Pair Trading with Freshworks and Model N

The main advantage of trading using opposite Freshworks and Model N positions is that it hedges away some unsystematic risk. Because of two separate transactions, even if Freshworks position performs unexpectedly, Model N can make up some of the losses. Pair trading also minimizes risk from directional movements in the market. For example, if an entire industry or sector drops because of unexpected headlines, the short position in Model N will offset losses from the drop in Model N's long position.

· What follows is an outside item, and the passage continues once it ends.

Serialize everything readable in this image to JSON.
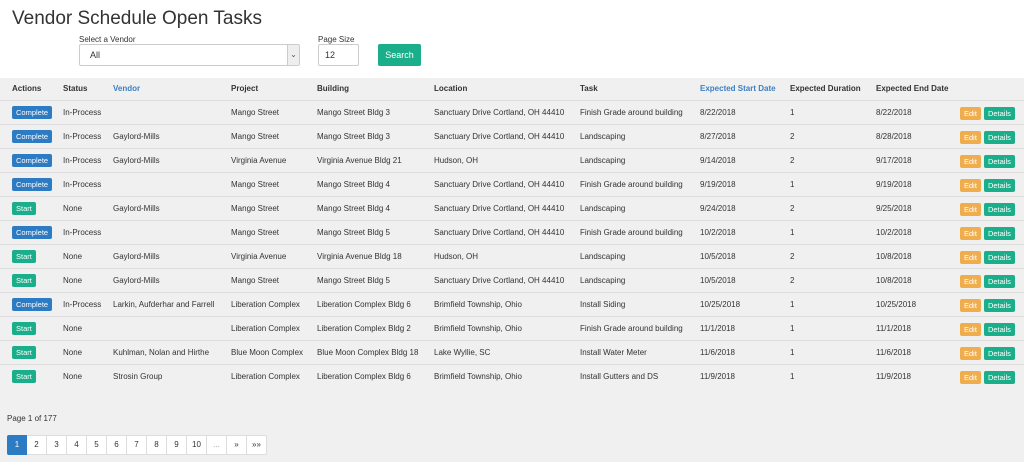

The idea behind Freshworks and Model N pairs trading is to make the combined position market-neutral, meaning the overall market's direction will not affect its win or loss (or potential downside or upside). This can be achieved by designing a pairs trade with two highly correlated stocks or equities that operate in a similar space or sector, making it possible to obtain profits through simple and relatively low-risk investment.
Check out your portfolio center.
Note that this page's information should be used as a complementary analysis to find the right mix of equity instruments to add to your existing portfolios or create a brand new portfolio. You can also try the Portfolio Diagnostics module to use generated alerts and portfolio events aggregator to diagnose current holdings.